Volodymyr Zelensky on Saturday challenged Vladimir Putin to meet him in Jerusalem for peace talks and said "concrete proposals" to end the war in Ukraine were being exchanged between Moscow and Kyiv.
The Ukrainian president said the negotiations would be mediated by Naftali Bennett, the Israeli prime minister, and demanded direct talks with the Russian leader from a secret location in Kyiv, with Moscow's troops closing in on the capital.
Zelensky said Russia had brought a "fundamentally different approach" to talks after previously only issuing "ultimatums". He added he was happy to get "a signal from Russia" after Putin said he "saw some positive shifts" in almost daily negotiations.
But the Russian president did not show any inclination to end the war during a "very frank and difficult" 75-minute phone conversation with Emmanuel Macron, the French president, and Olaf Scholz, the German chancellor, according to a French official.
The two leaders urged Putin to agree to an immediate ceasefire and find a "diplomatic solution to the conflict" in their second call with him in two days, a Bundestag spokesman said.
Macron and Scholz spoke to Zelensky before Putin.
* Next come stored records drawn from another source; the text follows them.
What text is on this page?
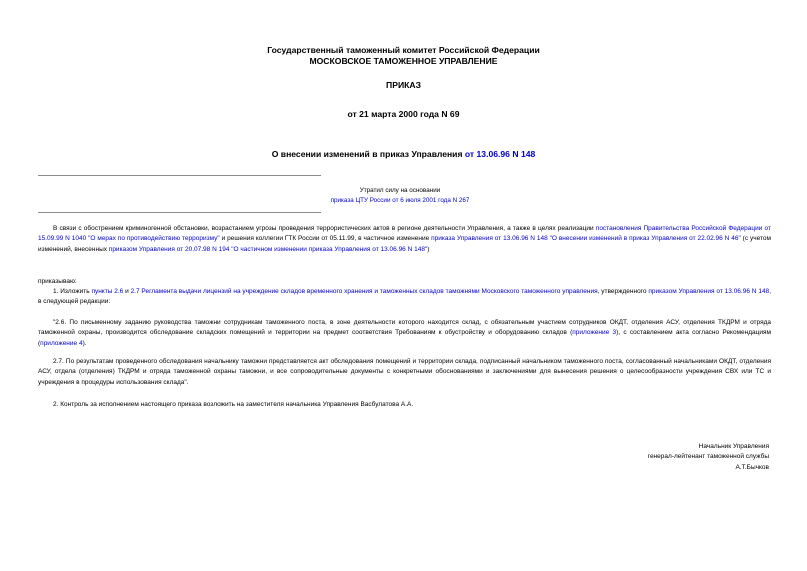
Государственный таможенный комитет Российской Федерации
МОСКОВСКОЕ ТАМОЖЕННОЕ УПРАВЛЕНИЕ
ПРИКАЗ
от 21 марта 2000 года N 69
О внесении изменений в приказ Управления от 13.06.96 N 148
Утратил силу на основании
приказа ЦТУ России от 6 июля 2001 года N 267
В связи с обострением криминогенной обстановки, возрастанием угрозы проведения террористических актов в регионе деятельности Управления, а также в целях реализации постановления Правительства Российской Федерации от 15.09.99 N 1040 "О мерах по противодействию терроризму" и решения коллегии ГТК России от 05.11.99, в частичное изменение приказа Управления от 13.06.96 N 148 "О внесении изменений в приказ Управления от 22.02.96 N 46" (с учетом изменений, внесенных приказом Управления от 20.07.98 N 194 "О частичном изменении приказа Управления от 13.06.96 N 148")
приказываю:
1. Изложить пункты 2.6 и 2.7 Регламента выдачи лицензий на учреждение складов временного хранения и таможенных складов таможнями Московского таможенного управления, утвержденного приказом Управления от 13.06.96 N 148, в следующей редакции:
"2.6. По письменному заданию руководства таможни сотрудникам таможенного поста, в зоне деятельности которого находится склад, с обязательным участием сотрудников ОКДТ, отделения АСУ, отделения ТКДРМ и отряда таможенной охраны, производится обследование складских помещений и территории на предмет соответствия Требованиям к обустройству и оборудованию складов (приложение 3), с составлением акта согласно Рекомендациям (приложение 4).
2.7. По результатам проведенного обследования начальнику таможни представляется акт обследования помещений и территории склада, подписанный начальником таможенного поста, согласованный начальниками ОКДТ, отделения АСУ, отдела (отделения) ТКДРМ и отряда таможенной охраны таможни, и все сопроводительные документы с конкретными обоснованиями и заключениями для вынесения решения о целесообразности учреждения СВХ или ТС и учреждения в процедуры использования склада".
2. Контроль за исполнением настоящего приказа возложить на заместителя начальника Управления Васбулатова А.А.
Начальник Управления
генерал-лейтенант таможенной службы
А.Т.Бычков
The Ukrainian president said he discussed alleged Russian war crimes and "prospects for peace talks" with them.
Speaking to foreign journalists, Zelensky said 1300 Ukrainian soldiers have been killed since the conflict began – the first time he has mentioned his country's own military casualties.
He claimed that more than 12,000 Russian soldiers have died, double US estimates. It is "a ratio of one to 10, but that doesn't make me happy", the president said at a heavily-guarded press briefing in Kyiv.
Zelensky said Russia "will conquer Kyiv only if they kill all of us. They'll need to live in a world without us. They won't find friends among Ukrainians".
He said peace talks could not be held in Ukraine, Russia or Belarus because they were not neutral territory, adding: "Do I think that Israel can be such a land, and especially Jerusalem? I think so, and I told him [Bennett] that. I can't talk about the details of his talks with the Russian president. We take it positively."
The Israeli prime minister last week became the first foreign leader to travel to Moscow to meet Putin since the invasion of Ukraine. The two held hours of talks.
The Russian and Ukrainian foreign ministers met in Turkey on Thursday for their first talks since the invasion, which led to opening of some humanitarian corridors to evacuate civilians. Both sides have since accused the other of blocking those efforts.
Michael Brodsky, Israel's ambassador to Ukraine, said: "The idea to hold a summit in Jerusalem has also been raised before. If it can contribute, I think we of course must agree and take the idea forward."
Ukrainian officials denied reports that Israel was pressuring Kyiv to submit to unacceptable Russian demands such as the surrender of the Donbas and recognition of Crimea, which Moscow annexed in 2014.
It came after Zelensky issued a direct appeal to Russian mothers, urging them not to allow their sons to be conscripted into war.
He spoke in Russian as he said: "Do not send your children to war in a foreign land. Do not believe that they will be sent just somewhere for combat areas, or just somewhere in non-combat conditions.
"Check where your son is and, if you have even the slightest suspicion, any doubt that your son may be sent to war against Ukraine, act immediately.Do not give your son to death or captivity."